2.5 de oppervlakte van een bouwwerk

tussen de buitenwerkse gevelvlakken en/of het hart van de scheidingsmuren, neerwaarts geprojecteerd op het gemiddelde niveau van het afgewerkte bouwterrein ter plaatse van het bouwwerk.

2.6 de afstand tot de perceelsgrens

de afstand tussen de perceelsgrens en het dichtstbijzijnde punt van een bouwwerk;

Bij de toepassing van het bepaalde ten aanzien van het bouwen worden ondergeschikte bouwdelen, als plinten, pilasters, kozijnen, gevelversieringen, ventilatiekanalen, schoorstenen, gevel- en kroonlijsten, luifels, erkers, balkons en overstekende daken buiten beschouwing gelaten, mits de overschrijding van bouw-, c.q. bestemmingsgrenzen niet meer dan 1 meter bedraagt.
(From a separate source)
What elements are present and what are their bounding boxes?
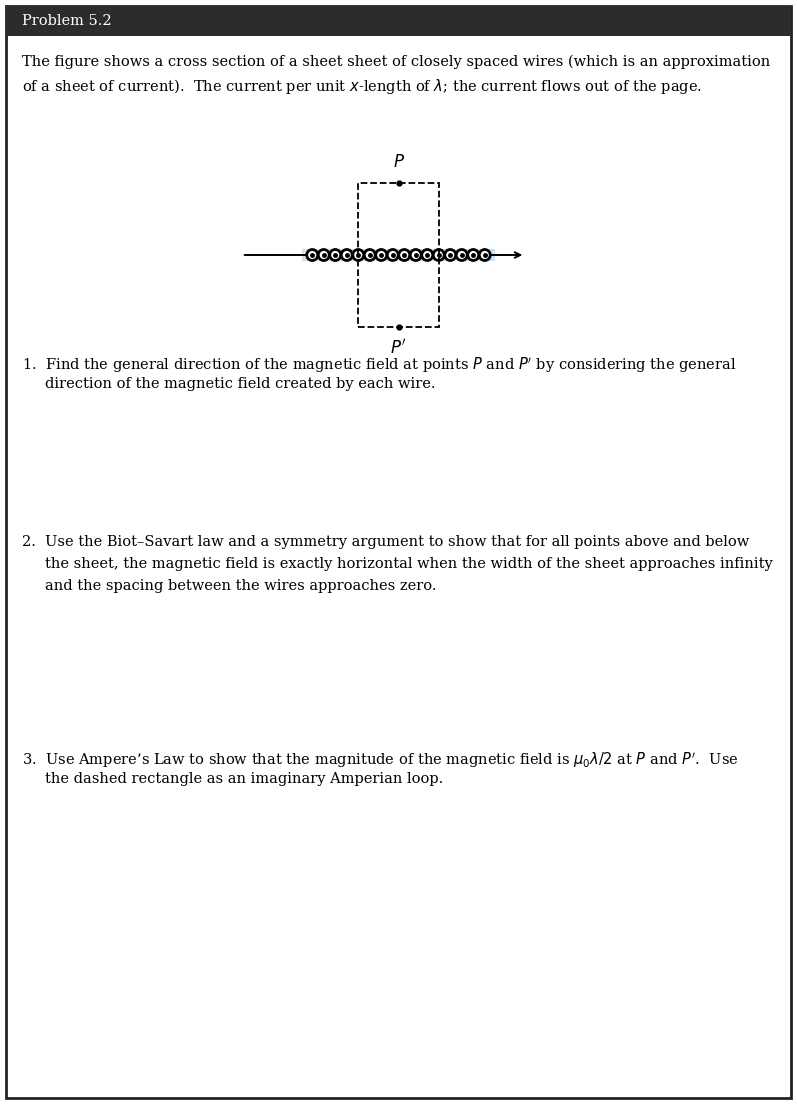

De maximale bouwhoogte mag ten behoeve van deze ondergeschikte bouwwerken met ten hoogste 1 meter worden overschreden.

Hoofdstuk 2 Bestemmingsregels

Artikel 3 Agrarisch

3.1 Bestemmingsomschrijving

De voor 'Agrarisch' aangewezen gronden zijn bestemd voor:

  • a. behoud en herstel van de landschappelijke waarden;
  • b. behoud van de natuurlijke waarden;
  • c. agrarisch grondgebruik;
  • d. water en waterhuishoudkundige voorzieningen.

met de daarbij behorende

  • a. bouwwerken, geen gebouwen zijnde;
  • b. wegen en toegangswegen.
3.2 Bouwregels
3.2.1 Gebouwen

Het oprichten van gebouwen is niet toegestaan.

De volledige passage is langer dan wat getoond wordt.